Betaine alleviates deficits in motor behavior, neurotoxic effects, and neuroinflammatory responses in a rat model of demyelination.

Multiple sclerosis (MS) is characterized as a chronic inflammatory demyelinating neurodegenerative disorder that leads to the deterioration of the myelin sheath and the loss of axons. Betaine, a trimethylglycine compound, is recognized for its ability to penetrate the blood-brain barrier (BBB) and exhibits properties that are antioxidant, anti-inflammatory, and neuroprotective. The cuprizone (CPZ) model serves as an effective tool for investigating the processes of demyelination and remyelination associated with MS. In our research, we examined the protective and therapeutic effects of betaine in a rat model of MS induced by CPZ. The experimental protocol involved administering 600 mg/kg of CPZ orally for 7 days, followed by 2 weeks with 200 mg/kg of CPZ. The protective group received a combination of betaine (1 g/kg/day, orally) and CPZ (200 mg/kg/day), while the therapeutic group was treated with CPZ (600 mg/kg) alongside betaine for three weeks. Behavioral assessments were conducted using inverted screen and rotarod tests to measure balance, motor coordination, and grasping ability.
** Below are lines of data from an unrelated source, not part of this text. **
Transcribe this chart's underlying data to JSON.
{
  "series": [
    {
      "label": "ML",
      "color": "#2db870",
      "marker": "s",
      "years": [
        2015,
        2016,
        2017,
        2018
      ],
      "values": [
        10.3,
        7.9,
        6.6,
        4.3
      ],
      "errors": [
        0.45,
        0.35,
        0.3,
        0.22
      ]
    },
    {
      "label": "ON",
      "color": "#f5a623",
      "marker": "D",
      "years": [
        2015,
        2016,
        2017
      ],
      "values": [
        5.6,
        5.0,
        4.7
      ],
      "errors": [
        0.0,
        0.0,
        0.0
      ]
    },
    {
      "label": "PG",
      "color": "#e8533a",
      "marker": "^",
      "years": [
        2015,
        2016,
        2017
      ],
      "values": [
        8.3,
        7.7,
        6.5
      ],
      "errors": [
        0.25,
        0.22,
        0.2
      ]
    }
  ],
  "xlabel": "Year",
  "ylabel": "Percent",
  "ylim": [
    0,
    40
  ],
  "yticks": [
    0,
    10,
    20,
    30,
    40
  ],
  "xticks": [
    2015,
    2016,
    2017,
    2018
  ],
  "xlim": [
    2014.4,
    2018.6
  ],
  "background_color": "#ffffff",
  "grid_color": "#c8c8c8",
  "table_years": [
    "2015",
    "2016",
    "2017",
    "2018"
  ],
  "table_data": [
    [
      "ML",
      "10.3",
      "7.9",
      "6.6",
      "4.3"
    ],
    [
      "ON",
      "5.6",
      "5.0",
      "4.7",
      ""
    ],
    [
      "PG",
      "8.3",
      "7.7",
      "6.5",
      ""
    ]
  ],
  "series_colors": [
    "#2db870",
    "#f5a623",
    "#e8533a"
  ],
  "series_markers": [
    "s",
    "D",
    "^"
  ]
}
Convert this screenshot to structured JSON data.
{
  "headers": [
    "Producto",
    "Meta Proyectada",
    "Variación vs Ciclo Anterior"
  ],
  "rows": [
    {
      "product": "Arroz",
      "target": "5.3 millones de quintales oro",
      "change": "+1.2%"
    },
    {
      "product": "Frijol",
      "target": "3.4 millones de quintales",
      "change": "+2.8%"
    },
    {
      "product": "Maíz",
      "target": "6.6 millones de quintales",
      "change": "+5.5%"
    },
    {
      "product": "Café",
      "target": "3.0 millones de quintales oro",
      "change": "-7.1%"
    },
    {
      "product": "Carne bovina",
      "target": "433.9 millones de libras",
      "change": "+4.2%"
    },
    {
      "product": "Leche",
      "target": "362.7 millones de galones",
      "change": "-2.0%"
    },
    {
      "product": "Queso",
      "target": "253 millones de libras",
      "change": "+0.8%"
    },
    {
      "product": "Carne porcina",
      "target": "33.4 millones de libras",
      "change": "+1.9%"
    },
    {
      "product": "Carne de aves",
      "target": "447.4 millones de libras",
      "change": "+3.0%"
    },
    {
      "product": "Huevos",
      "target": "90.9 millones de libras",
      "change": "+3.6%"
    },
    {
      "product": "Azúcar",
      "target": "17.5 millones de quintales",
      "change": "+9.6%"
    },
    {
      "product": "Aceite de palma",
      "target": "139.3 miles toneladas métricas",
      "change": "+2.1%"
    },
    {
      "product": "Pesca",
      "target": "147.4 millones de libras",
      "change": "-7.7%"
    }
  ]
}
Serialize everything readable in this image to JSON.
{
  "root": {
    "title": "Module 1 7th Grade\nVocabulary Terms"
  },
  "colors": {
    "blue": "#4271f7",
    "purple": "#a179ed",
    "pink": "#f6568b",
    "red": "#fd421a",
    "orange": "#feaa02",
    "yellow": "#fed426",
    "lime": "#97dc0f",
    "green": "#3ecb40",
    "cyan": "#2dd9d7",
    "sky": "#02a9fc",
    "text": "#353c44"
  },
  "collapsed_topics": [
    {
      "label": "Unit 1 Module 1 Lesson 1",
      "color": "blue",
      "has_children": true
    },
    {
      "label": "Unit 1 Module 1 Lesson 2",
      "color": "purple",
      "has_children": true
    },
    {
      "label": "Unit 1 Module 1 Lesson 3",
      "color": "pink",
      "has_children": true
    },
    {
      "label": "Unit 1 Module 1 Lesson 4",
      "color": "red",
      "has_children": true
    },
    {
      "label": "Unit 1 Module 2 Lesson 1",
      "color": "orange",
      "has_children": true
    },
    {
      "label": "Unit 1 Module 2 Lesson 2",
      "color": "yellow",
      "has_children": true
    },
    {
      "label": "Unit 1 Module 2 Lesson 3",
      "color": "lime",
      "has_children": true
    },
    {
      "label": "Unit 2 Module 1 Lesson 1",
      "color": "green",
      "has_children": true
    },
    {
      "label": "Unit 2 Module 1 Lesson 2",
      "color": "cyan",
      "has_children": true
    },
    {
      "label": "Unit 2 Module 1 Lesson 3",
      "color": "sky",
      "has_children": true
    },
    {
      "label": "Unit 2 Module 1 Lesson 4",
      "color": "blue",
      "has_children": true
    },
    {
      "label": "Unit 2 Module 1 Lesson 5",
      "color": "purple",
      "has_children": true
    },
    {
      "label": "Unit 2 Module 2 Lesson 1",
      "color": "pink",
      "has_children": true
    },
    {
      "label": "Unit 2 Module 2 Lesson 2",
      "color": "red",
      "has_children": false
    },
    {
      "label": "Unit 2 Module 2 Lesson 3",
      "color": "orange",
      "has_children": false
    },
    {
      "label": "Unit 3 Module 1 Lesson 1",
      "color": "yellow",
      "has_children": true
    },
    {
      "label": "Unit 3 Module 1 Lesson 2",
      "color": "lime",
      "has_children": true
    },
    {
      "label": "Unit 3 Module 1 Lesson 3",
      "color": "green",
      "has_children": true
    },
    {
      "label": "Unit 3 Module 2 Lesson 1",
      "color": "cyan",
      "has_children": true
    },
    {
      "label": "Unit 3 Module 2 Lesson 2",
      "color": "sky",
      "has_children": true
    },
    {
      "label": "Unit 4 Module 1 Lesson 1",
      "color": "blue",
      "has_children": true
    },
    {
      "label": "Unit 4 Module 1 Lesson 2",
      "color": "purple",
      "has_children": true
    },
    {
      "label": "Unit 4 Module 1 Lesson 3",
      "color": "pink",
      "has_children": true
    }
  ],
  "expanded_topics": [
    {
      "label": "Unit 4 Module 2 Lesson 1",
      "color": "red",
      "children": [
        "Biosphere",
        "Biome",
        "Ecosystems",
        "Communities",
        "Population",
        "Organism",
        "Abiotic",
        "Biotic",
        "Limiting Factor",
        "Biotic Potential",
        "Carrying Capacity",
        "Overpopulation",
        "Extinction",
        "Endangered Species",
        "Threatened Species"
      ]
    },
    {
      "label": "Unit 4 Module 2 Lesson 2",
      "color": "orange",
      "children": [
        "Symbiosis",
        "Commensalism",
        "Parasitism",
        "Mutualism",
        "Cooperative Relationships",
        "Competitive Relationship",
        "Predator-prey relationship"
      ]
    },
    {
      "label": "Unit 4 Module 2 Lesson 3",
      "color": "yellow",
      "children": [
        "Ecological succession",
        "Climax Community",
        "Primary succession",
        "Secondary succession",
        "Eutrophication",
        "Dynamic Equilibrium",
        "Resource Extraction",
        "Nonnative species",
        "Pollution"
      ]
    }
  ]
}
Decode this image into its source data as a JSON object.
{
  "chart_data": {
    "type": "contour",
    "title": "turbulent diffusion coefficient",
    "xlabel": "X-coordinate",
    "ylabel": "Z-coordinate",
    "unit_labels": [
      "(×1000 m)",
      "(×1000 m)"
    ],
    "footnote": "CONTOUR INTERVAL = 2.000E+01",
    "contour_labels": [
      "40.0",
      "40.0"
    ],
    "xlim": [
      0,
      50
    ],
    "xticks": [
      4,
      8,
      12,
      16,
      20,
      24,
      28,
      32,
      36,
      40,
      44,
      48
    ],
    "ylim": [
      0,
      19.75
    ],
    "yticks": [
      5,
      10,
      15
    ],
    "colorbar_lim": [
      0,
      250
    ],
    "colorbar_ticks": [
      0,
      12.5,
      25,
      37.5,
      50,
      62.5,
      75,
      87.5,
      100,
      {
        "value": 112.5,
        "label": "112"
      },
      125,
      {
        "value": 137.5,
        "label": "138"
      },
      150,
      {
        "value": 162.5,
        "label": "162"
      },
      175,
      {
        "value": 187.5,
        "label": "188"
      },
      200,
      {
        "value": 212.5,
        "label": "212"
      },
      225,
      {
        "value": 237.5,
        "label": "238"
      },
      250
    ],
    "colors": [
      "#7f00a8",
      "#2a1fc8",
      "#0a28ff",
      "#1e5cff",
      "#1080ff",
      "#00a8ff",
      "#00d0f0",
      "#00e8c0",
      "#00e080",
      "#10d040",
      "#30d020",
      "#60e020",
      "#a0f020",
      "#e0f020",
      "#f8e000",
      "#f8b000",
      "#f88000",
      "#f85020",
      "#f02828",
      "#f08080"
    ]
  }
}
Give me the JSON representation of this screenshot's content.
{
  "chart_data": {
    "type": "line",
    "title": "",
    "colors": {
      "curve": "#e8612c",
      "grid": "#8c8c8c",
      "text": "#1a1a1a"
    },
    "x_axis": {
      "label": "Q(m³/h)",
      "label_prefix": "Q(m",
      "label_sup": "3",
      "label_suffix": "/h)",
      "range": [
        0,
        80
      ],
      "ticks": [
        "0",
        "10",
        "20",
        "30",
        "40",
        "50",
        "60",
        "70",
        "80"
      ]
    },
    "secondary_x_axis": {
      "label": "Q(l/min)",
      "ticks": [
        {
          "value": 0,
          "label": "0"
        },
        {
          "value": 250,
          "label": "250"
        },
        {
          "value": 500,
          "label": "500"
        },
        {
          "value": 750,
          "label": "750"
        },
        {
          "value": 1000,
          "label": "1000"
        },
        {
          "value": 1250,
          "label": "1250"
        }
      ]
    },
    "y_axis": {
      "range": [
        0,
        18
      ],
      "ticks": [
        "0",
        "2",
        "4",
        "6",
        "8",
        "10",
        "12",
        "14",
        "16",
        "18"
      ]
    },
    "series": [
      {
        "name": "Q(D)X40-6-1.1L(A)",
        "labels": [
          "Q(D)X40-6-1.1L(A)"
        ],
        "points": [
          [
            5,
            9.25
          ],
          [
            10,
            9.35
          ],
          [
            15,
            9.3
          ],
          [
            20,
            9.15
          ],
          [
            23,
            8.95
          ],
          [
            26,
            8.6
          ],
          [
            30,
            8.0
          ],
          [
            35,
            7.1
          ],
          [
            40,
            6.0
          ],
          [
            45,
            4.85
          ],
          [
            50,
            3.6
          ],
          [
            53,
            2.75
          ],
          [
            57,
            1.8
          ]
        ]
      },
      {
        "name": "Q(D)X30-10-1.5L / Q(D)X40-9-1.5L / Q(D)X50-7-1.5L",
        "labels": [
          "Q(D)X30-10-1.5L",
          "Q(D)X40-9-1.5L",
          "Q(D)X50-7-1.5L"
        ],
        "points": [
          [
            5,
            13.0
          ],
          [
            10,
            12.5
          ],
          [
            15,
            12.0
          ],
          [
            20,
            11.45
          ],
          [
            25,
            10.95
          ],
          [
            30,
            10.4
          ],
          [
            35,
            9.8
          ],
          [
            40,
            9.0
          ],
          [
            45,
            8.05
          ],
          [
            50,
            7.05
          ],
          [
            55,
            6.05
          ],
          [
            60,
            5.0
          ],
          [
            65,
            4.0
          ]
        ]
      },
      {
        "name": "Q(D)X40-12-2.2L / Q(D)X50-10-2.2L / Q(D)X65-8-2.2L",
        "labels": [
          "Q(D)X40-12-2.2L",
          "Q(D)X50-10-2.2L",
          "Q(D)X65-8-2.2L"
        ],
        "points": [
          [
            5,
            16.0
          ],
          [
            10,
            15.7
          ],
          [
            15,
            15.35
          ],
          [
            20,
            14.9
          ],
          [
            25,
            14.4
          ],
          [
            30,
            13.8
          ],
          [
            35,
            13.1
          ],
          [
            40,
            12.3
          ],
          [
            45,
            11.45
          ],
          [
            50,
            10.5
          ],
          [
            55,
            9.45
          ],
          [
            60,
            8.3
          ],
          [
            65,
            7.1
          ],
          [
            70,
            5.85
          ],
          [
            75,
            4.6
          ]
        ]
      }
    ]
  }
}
Following these evaluations, the rats were euthanized for analysis of oxidative stress and inflammatory biomarkers, toluidine blue staining, transmission electron microscopy (TEM) imaging, and myelin basic protein (MBP) immunostaining of the corpus callosum (CC). The results indicated that betaine significantly enhanced balance, motor coordination, and grasping ability, while decreasing oxidative stress, inhibiting interleukin (IL)-4 and IL-17 levels, and reversing the demyelination caused by CPZ. Notably, betaine also mitigated the increase in homocysteine (Hcy) levels and facilitated remyelination, evidenced by the presence of normal compacted myelin and increased expression of MBP in the CC. This study substantiates the remyelinating effects of betaine in the context of CPZ-induced demyelination. It suggests that it may contribute to the repair of myelin through the modulation of behavioral deficits, oxidative stress, neuroinflammation, ultrastructural changes, and MBP expression levels, indicating its potential as a complementary therapeutic agent in the management of MS.